Von Willebrand disease (VWD) is caused by problems related to a protein in the blood called von Willebrand factor (VWF). This protein plays a crucial role in helping blood clot properly when you get injured. The causes of VWD can be broadly divided into inherited and acquired forms.
In the inherited form, which is the most common, there are genetic changes or mutations affecting the gene responsible for producing von Willebrand factor. This gene is located on chromosome 12. When this gene has certain mutations, it leads to either a lower amount of VWF being made or production of VWF that does not work correctly. Because VWF helps platelets stick together and also carries another important clotting protein called factor VIII, any deficiency or dysfunction disrupts normal clotting processes. These genetic defects are usually passed down from parents to children in an autosomal pattern, meaning both males and females can be affected equally.
There are different types of inherited VWD depending on whether there is simply less von Willebrand factor present (quantitative defect) or if the factor produced does not function properly (qualitative defect). Some people have mild reductions causing minor bleeding issues while others have more severe deficiencies leading to significant bleeding problems.

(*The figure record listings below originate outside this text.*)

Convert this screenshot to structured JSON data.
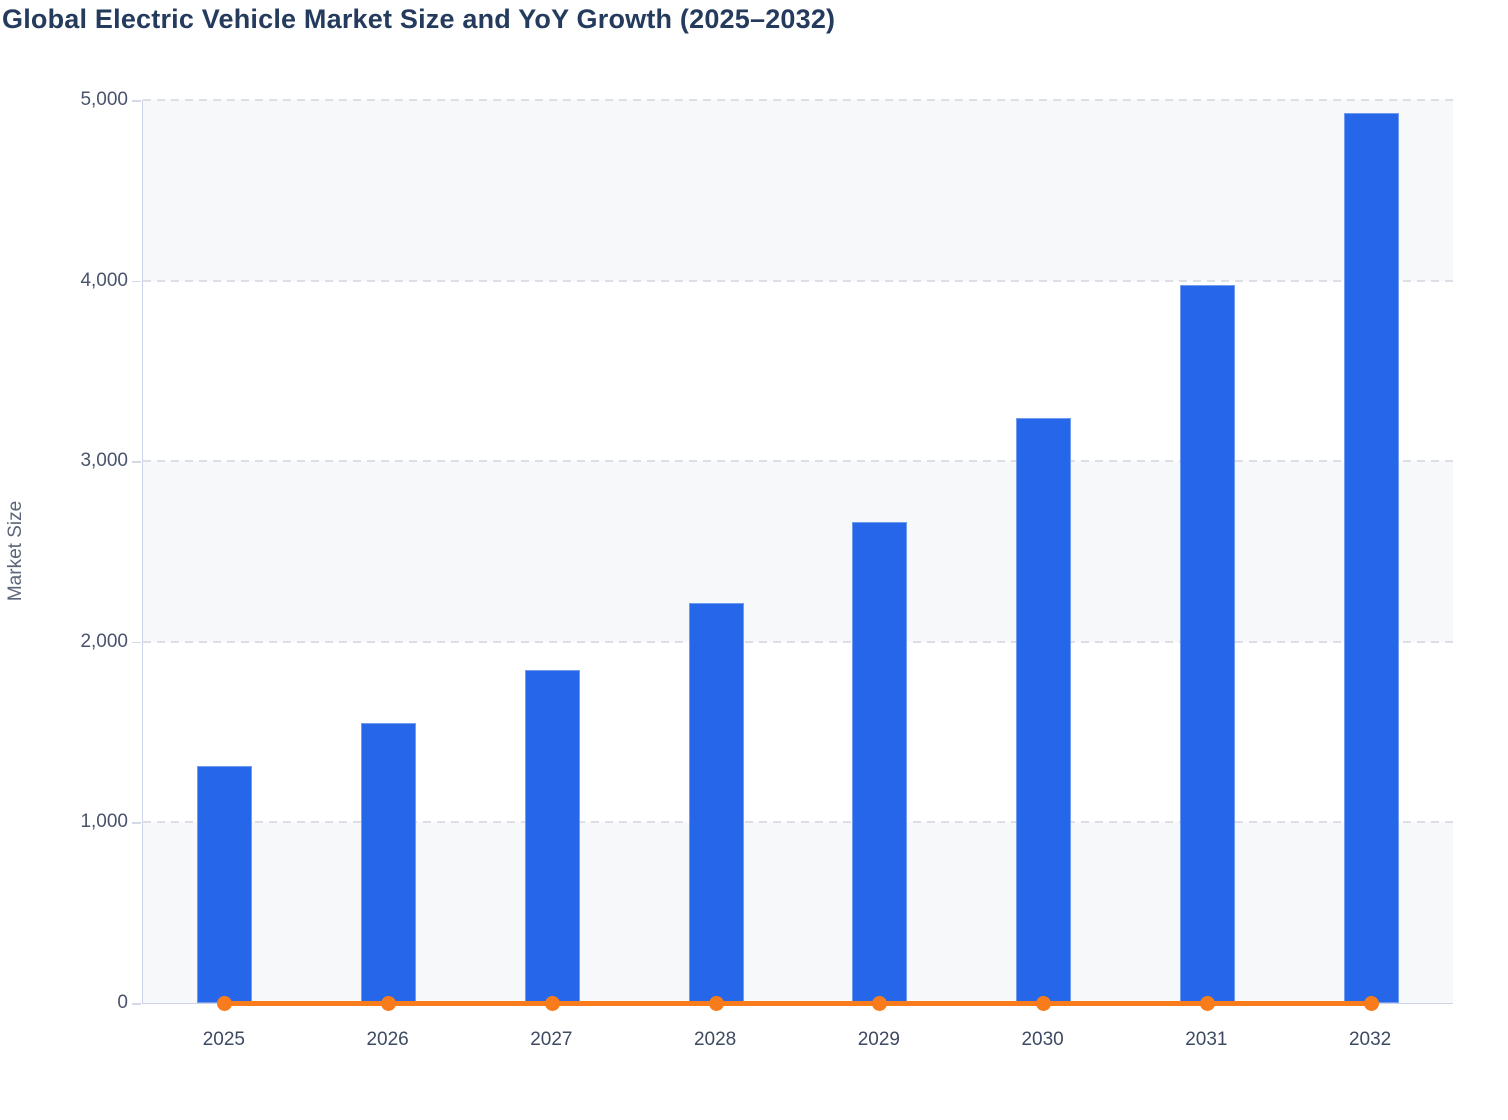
{
  "chart_data": {
    "type": "bar",
    "title": "Global Electric Vehicle Market Size and YoY Growth (2025–2032)",
    "xlabel": "",
    "ylabel": "Market Size",
    "categories": [
      "2025",
      "2026",
      "2027",
      "2028",
      "2029",
      "2030",
      "2031",
      "2032"
    ],
    "series": [
      {
        "name": "Market Size",
        "type": "bar",
        "color": "#2666e8",
        "values": [
          1310,
          1550,
          1845,
          2215,
          2665,
          3240,
          3975,
          4930
        ]
      },
      {
        "name": "YoY Growth",
        "type": "line",
        "color": "#f97c1c",
        "values": [
          0,
          0,
          0,
          0,
          0,
          0,
          0,
          0
        ],
        "note": "flat orange line with circular markers rendered at ~0 on the Market Size axis; exact growth percentages are not legible in the image"
      }
    ],
    "ylim": [
      0,
      5000
    ],
    "y_ticks": [
      "0",
      "1,000",
      "2,000",
      "3,000",
      "4,000",
      "5,000"
    ],
    "grid": "horizontal dashed gridlines every 1,000",
    "legend_position": "none",
    "plot_bands": "alternating horizontal bands every 1,000 units starting gray at 0–1,000"
  },
  "colors": {
    "bar_fill": "#2666e8",
    "line_orange": "#f97c1c",
    "band_gray": "#f7f8fa",
    "band_white": "#ffffff",
    "axis_line": "#cdd4e8",
    "grid_dash": "#dddfe7",
    "title_text": "#243b5e",
    "tick_text": "#49536b"
  }
}
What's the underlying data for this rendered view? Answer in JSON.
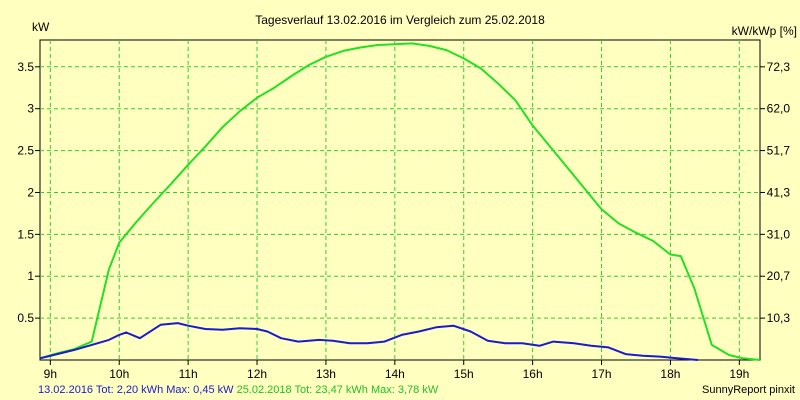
{
  "chart_data": {
    "type": "line",
    "title": "Tagesverlauf 13.02.2016 im Vergleich zum 25.02.2018",
    "ylabel_left": "kW",
    "ylabel_right": "kW/kWp [%]",
    "xlim": [
      8.85,
      19.3
    ],
    "ylim": [
      0,
      3.82
    ],
    "x_ticks": [
      {
        "value": 9,
        "label": "9h"
      },
      {
        "value": 10,
        "label": "10h"
      },
      {
        "value": 11,
        "label": "11h"
      },
      {
        "value": 12,
        "label": "12h"
      },
      {
        "value": 13,
        "label": "13h"
      },
      {
        "value": 14,
        "label": "14h"
      },
      {
        "value": 15,
        "label": "15h"
      },
      {
        "value": 16,
        "label": "16h"
      },
      {
        "value": 17,
        "label": "17h"
      },
      {
        "value": 18,
        "label": "18h"
      },
      {
        "value": 19,
        "label": "19h"
      }
    ],
    "y_ticks_left": [
      {
        "value": 0.5,
        "label": "0.5"
      },
      {
        "value": 1,
        "label": "1"
      },
      {
        "value": 1.5,
        "label": "1.5"
      },
      {
        "value": 2,
        "label": "2"
      },
      {
        "value": 2.5,
        "label": "2.5"
      },
      {
        "value": 3,
        "label": "3"
      },
      {
        "value": 3.5,
        "label": "3.5"
      }
    ],
    "y_ticks_right": [
      {
        "value": 0.5,
        "label": "10,3"
      },
      {
        "value": 1,
        "label": "20,7"
      },
      {
        "value": 1.5,
        "label": "31,0"
      },
      {
        "value": 2,
        "label": "41,3"
      },
      {
        "value": 2.5,
        "label": "51,7"
      },
      {
        "value": 3,
        "label": "62,0"
      },
      {
        "value": 3.5,
        "label": "72,3"
      }
    ],
    "grid": true,
    "series": [
      {
        "name": "25.02.2018",
        "color": "#22e022",
        "x": [
          8.85,
          9.1,
          9.35,
          9.6,
          9.85,
          10.0,
          10.25,
          10.5,
          10.75,
          11.0,
          11.25,
          11.5,
          11.75,
          12.0,
          12.25,
          12.5,
          12.75,
          13.0,
          13.25,
          13.5,
          13.75,
          14.0,
          14.25,
          14.5,
          14.75,
          15.0,
          15.25,
          15.5,
          15.75,
          16.0,
          16.25,
          16.5,
          16.75,
          17.0,
          17.25,
          17.5,
          17.75,
          18.0,
          18.15,
          18.35,
          18.6,
          18.85,
          19.05,
          19.3
        ],
        "y": [
          0.02,
          0.08,
          0.13,
          0.22,
          1.08,
          1.4,
          1.65,
          1.88,
          2.1,
          2.33,
          2.55,
          2.78,
          2.97,
          3.13,
          3.25,
          3.39,
          3.52,
          3.62,
          3.69,
          3.73,
          3.76,
          3.77,
          3.78,
          3.75,
          3.7,
          3.6,
          3.48,
          3.3,
          3.1,
          2.8,
          2.55,
          2.3,
          2.05,
          1.8,
          1.63,
          1.52,
          1.42,
          1.26,
          1.24,
          0.85,
          0.18,
          0.06,
          0.02,
          0.0
        ]
      },
      {
        "name": "13.02.2016",
        "color": "#1a1ad0",
        "x": [
          8.85,
          9.1,
          9.35,
          9.6,
          9.85,
          10.0,
          10.1,
          10.3,
          10.6,
          10.85,
          11.0,
          11.25,
          11.5,
          11.75,
          12.0,
          12.15,
          12.35,
          12.6,
          12.9,
          13.1,
          13.35,
          13.6,
          13.85,
          14.1,
          14.35,
          14.6,
          14.85,
          15.1,
          15.35,
          15.6,
          15.85,
          16.1,
          16.3,
          16.6,
          16.85,
          17.1,
          17.35,
          17.6,
          17.85,
          18.1,
          18.4
        ],
        "y": [
          0.02,
          0.07,
          0.12,
          0.18,
          0.24,
          0.3,
          0.33,
          0.26,
          0.42,
          0.44,
          0.41,
          0.37,
          0.36,
          0.38,
          0.37,
          0.34,
          0.26,
          0.22,
          0.24,
          0.23,
          0.2,
          0.2,
          0.22,
          0.3,
          0.34,
          0.39,
          0.41,
          0.34,
          0.23,
          0.2,
          0.2,
          0.17,
          0.22,
          0.2,
          0.17,
          0.15,
          0.07,
          0.05,
          0.04,
          0.02,
          0.0
        ]
      }
    ]
  },
  "footer": {
    "s1_date": "13.02.2016",
    "s1_tot_label": "Tot:",
    "s1_tot_value": "2,20 kWh",
    "s1_max_label": "Max:",
    "s1_max_value": "0,45 kW",
    "s2_date": "25.02.2018",
    "s2_tot_label": "Tot:",
    "s2_tot_value": "23,47 kWh",
    "s2_max_label": "Max:",
    "s2_max_value": "3,78 kW",
    "credit": "SunnyReport pinxit",
    "s1_color": "#1a1ad0",
    "s2_color": "#22e022"
  }
}
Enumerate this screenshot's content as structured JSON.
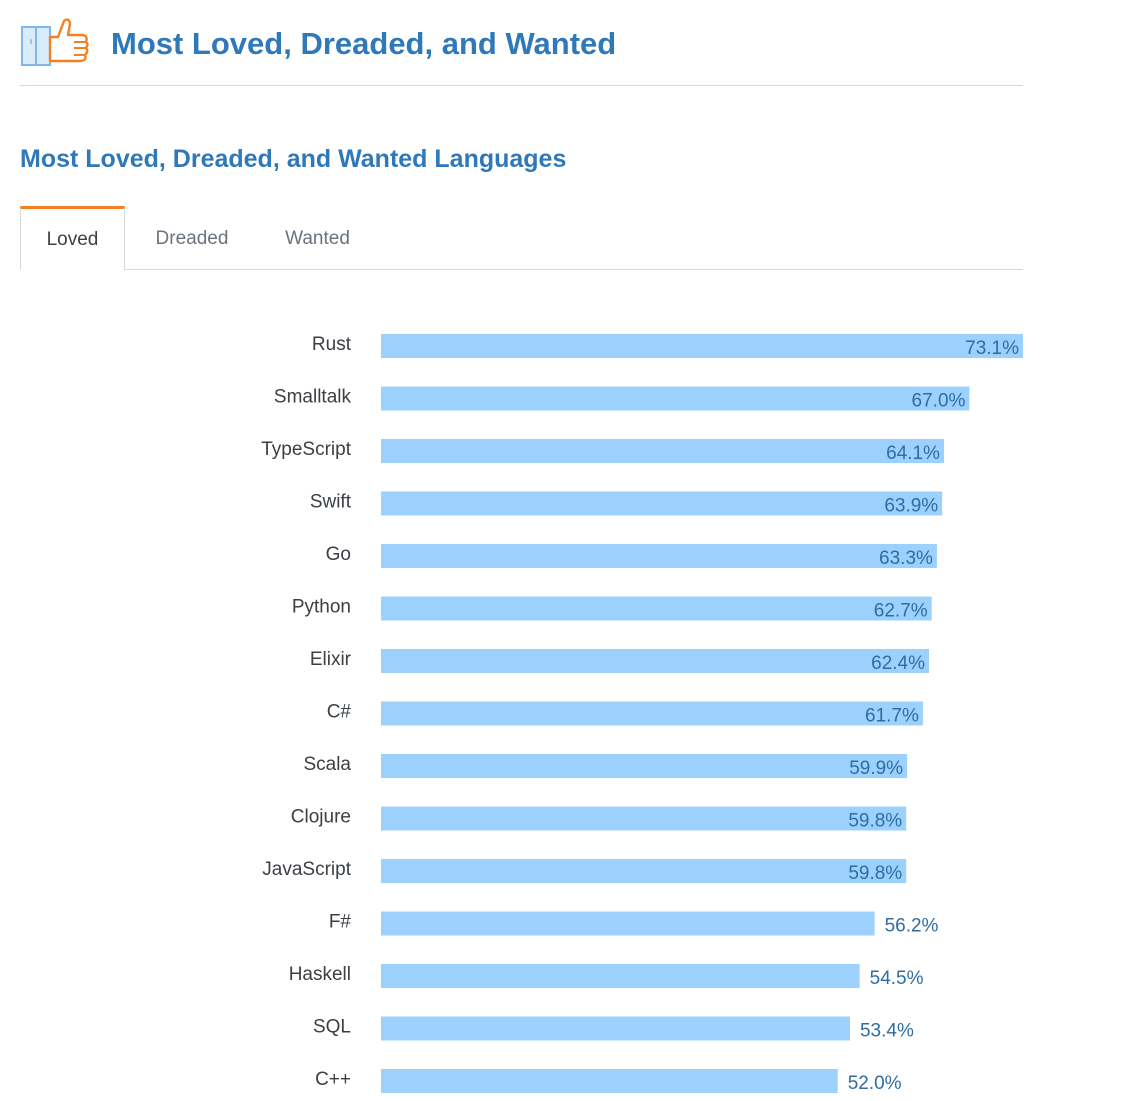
{
  "header": {
    "title": "Most Loved, Dreaded, and Wanted",
    "icon": "thumbs-up-icon"
  },
  "section": {
    "title": "Most Loved, Dreaded, and Wanted Languages"
  },
  "tabs": [
    {
      "label": "Loved",
      "active": true
    },
    {
      "label": "Dreaded",
      "active": false
    },
    {
      "label": "Wanted",
      "active": false
    }
  ],
  "colors": {
    "accent": "#2f78b9",
    "bar": "#9cd1fe",
    "value_label": "#2e6da4",
    "tab_active_border": "#f48024",
    "icon_orange": "#f48024"
  },
  "chart_data": {
    "type": "bar",
    "orientation": "horizontal",
    "unit": "%",
    "categories": [
      "Rust",
      "Smalltalk",
      "TypeScript",
      "Swift",
      "Go",
      "Python",
      "Elixir",
      "C#",
      "Scala",
      "Clojure",
      "JavaScript",
      "F#",
      "Haskell",
      "SQL",
      "C++"
    ],
    "values": [
      73.1,
      67.0,
      64.1,
      63.9,
      63.3,
      62.7,
      62.4,
      61.7,
      59.9,
      59.8,
      59.8,
      56.2,
      54.5,
      53.4,
      52.0
    ],
    "value_labels": [
      "73.1%",
      "67.0%",
      "64.1%",
      "63.9%",
      "63.3%",
      "62.7%",
      "62.4%",
      "61.7%",
      "59.9%",
      "59.8%",
      "59.8%",
      "56.2%",
      "54.5%",
      "53.4%",
      "52.0%"
    ],
    "grid": false,
    "legend": "none"
  }
}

Acquired von Willebrand syndrome occurs later in life due to other medical conditions rather than genetics. Certain diseases such as some cancers, autoimmune disorders where the immune system attacks parts of the body mistakenly, heart valve abnormalities that cause mechanical stress on blood components, and even some medications can lead to structural changes or destruction of von Willebrand factor after it has been made normally by the body. In these cases, although the gene itself is normal, external factors cause either reduced levels or impaired function of VWF resulting in similar bleeding tendencies as seen with inherited forms.
At its core, what causes Von Willebrand disease boils down to insufficient quantity or poor quality of von Willebrand factor available for proper blood clot formation. Without enough functional VWF circulating in your bloodstream:
– Platelets cannot stick well at sites where blood vessels are injured.
– Factor VIII becomes unstable and decreases because it relies on binding with VWF.
– The overall process that stops bleeding becomes inefficient leading to prolonged bleeding times from cuts or injuries.
In rare situations related specifically to platelet abnormalities themselves—where platelets do not bind properly even if normal amounts of functional VWF exist—bleeding symptoms similar to Von Willebrand disease may appear due to defective interaction between platelets and this critical protein.
Understanding what causes Von Willebrand disease involves recognizing how tightly linked genetics and environmental factors influence this essential component for hemostasis—the body’s natural way of stopping bleeding—and how disruptions at various points lead back ultimately to faulty availability or action of von Willebrand factor itself.